Specific CD8 T Cell States May Indicate Response to Melanoma Therapy
Source: Laboratory Equipment, December 2018
A multi-institutional research team, led by investigators at Massachusetts General Hospital (MGH) and the Broad Institute of MIT and Harvard, has identified specific states of cytotoxic CD8 T cells that are associated with patient response to checkpoint immunotherapy for melanoma. Their report published in the journal Cell also identifies specific marker proteins associated with these cell states, providing data that could help better understand why checkpoint therapy – which enables the immune system to attack cancerous tumors – doesn’t work for all patients and may enable the development of tests to help predict which patients may be helped by the approach.
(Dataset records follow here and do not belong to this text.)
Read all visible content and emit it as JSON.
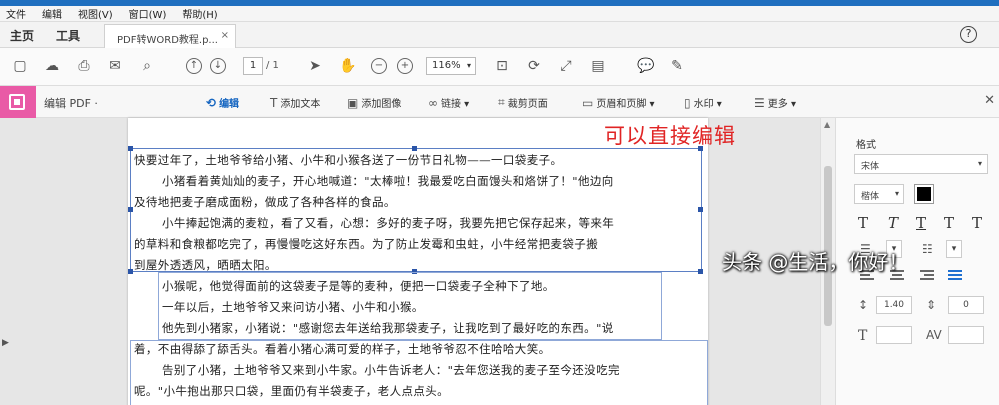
{
  "menubar": {
    "items": [
      "文件",
      "编辑",
      "视图(V)",
      "窗口(W)",
      "帮助(H)"
    ]
  },
  "tabs": {
    "home": "主页",
    "tools": "工具",
    "document": "PDF转WORD教程.p...",
    "close": "×",
    "help": "?"
  },
  "toolbar": {
    "page_current": "1",
    "page_total": "/ 1",
    "zoom": "116%",
    "icons": [
      "save-icon",
      "upload-icon",
      "print-icon",
      "mail-icon",
      "search-icon",
      "prev-page-icon",
      "next-page-icon",
      "select-cursor-icon",
      "hand-icon",
      "zoom-out-icon",
      "zoom-in-icon",
      "fit-page-icon",
      "rotate-icon",
      "fullscreen-icon",
      "scan-icon",
      "comment-icon",
      "sign-icon"
    ]
  },
  "edit_toolbar": {
    "title": "编辑 PDF ·",
    "items": [
      "编辑",
      "添加文本",
      "添加图像",
      "链接 ▾",
      "裁剪页面",
      "页眉和页脚 ▾",
      "水印 ▾",
      "更多 ▾"
    ],
    "active_index": 0
  },
  "annotation": "可以直接编辑",
  "document": {
    "lines": [
      "快要过年了，土地爷爷给小猪、小牛和小猴各送了一份节日礼物——一口袋麦子。",
      "小猪看着黄灿灿的麦子，开心地喊道：\"太棒啦！我最爱吃白面馒头和烙饼了！\"他边向",
      "及待地把麦子磨成面粉，做成了各种各样的食品。",
      "小牛捧起饱满的麦粒，看了又看，心想：多好的麦子呀，我要先把它保存起来，等来年",
      "的草料和食粮都吃完了，再慢慢吃这好东西。为了防止发霉和虫蛀，小牛经常把麦袋子搬",
      "到屋外透透风，晒晒太阳。",
      "小猴呢，他觉得面前的这袋麦子是等的麦种，便把一口袋麦子全种下了地。",
      "一年以后，土地爷爷又来问访小猪、小牛和小猴。",
      "他先到小猪家，小猪说：\"感谢您去年送给我那袋麦子，让我吃到了最好吃的东西。\"说",
      "着，不由得舔了舔舌头。看着小猪心满可爱的样子，土地爷爷忍不住哈哈大笑。",
      "告别了小猪，土地爷爷又来到小牛家。小牛告诉老人：\"去年您送我的麦子至今还没吃完",
      "呢。\"小牛抱出那只口袋，里面仍有半袋麦子，老人点点头。"
    ]
  },
  "panel": {
    "title": "格式",
    "font_name": "宋体",
    "font_size": "楷体",
    "font_color": "#000000",
    "text_styles": [
      "T",
      "T",
      "T",
      "T",
      "T"
    ],
    "line_spacing": "1.40",
    "para_spacing": "0"
  },
  "watermark": "头条 @生活，你好！"
}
A companion immunotherapy study, led by a separate research team from the Broad Institute and Dana-Farber Cancer Institute, appears in the same issue of Cell.
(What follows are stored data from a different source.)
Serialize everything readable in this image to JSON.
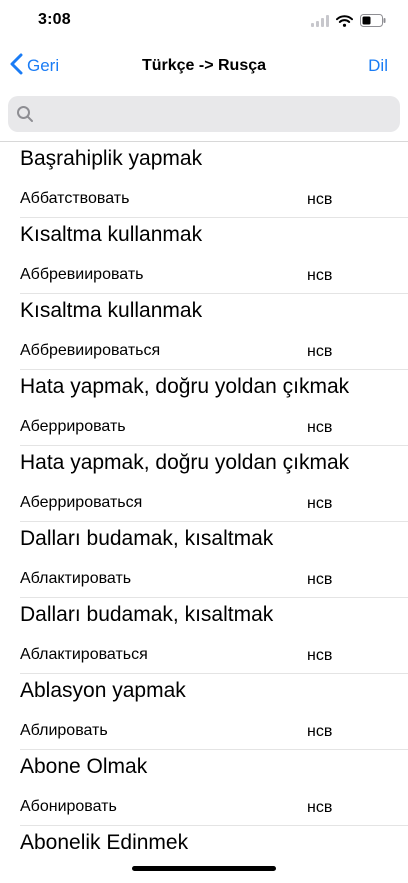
{
  "status_bar": {
    "time": "3:08"
  },
  "nav": {
    "back_label": "Geri",
    "title": "Türkçe -> Rusça",
    "lang_label": "Dil"
  },
  "search": {
    "placeholder": ""
  },
  "entries": [
    {
      "tr": "Başrahiplik yapmak",
      "ru": "Аббатствовать",
      "pos": "нсв"
    },
    {
      "tr": "Kısaltma kullanmak",
      "ru": "Аббревиировать",
      "pos": "нсв"
    },
    {
      "tr": "Kısaltma kullanmak",
      "ru": "Аббревиироваться",
      "pos": "нсв"
    },
    {
      "tr": "Hata yapmak, doğru yoldan çıkmak",
      "ru": "Аберрировать",
      "pos": "нсв"
    },
    {
      "tr": "Hata yapmak, doğru yoldan çıkmak",
      "ru": "Аберрироваться",
      "pos": "нсв"
    },
    {
      "tr": "Dalları budamak, kısaltmak",
      "ru": "Аблактировать",
      "pos": "нсв"
    },
    {
      "tr": "Dalları budamak, kısaltmak",
      "ru": "Аблактироваться",
      "pos": "нсв"
    },
    {
      "tr": "Ablasyon yapmak",
      "ru": "Аблировать",
      "pos": "нсв"
    },
    {
      "tr": "Abone Olmak",
      "ru": "Абонировать",
      "pos": "нсв"
    },
    {
      "tr": "Abonelik Edinmek",
      "ru": "",
      "pos": ""
    }
  ],
  "colors": {
    "accent": "#1a7cf5",
    "search_bg": "#e8e8ea"
  },
  "icons": [
    "chevron-left-icon",
    "search-icon",
    "signal-icon",
    "wifi-icon",
    "battery-icon"
  ]
}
“Checkpoint inhibition therapies have completely changed the way patients with metastatic melanoma are being treated clinically today, and since they were first approved in 2011 they have given new hope to patients who otherwise would have very poor prognosis – an average survival of under a year – and few therapeutic options,” says Nir Hacohen, director of the Center for Cancer Immunology in the MGH Center for Cancer Research, co-director of the Cell Circuits Program at the Broad Institute, and co-senior author of the Cell paper. “But even though melanoma has one of the highest response rates to checkpoint inhibition, with around 40 percent of patients responding to PD-1 checkpoint therapy, most patients will either not respond or will relapse.”
Previous studies of tumor response to PD-1 or other checkpoint inhibitors have focused on tumor-associated factors, including the number of mutations in a tumor, the levels of PD-L1 – the protein that binds to PD-1 – the abundance of CD8 T cells and expression of inflammatory genes detected before or soon after treatment began, but have had limited ability to predict patient outcomes. To identify immune-related factors in the tumor and determine their ability to predict checkpoint responses, the research team – led by Hacohen and co-senior author Gad Getz, director of the Cancer Genome Computational Analysis group at the Broad and director of Bioinformatics at the MGH Cancer Center – used single-cell RNA sequencing, which measures cell-by-cell the RNA levels of thousands of genes, to get a clearer picture of the immune landscape of patients treated with checkpoint inhibitors.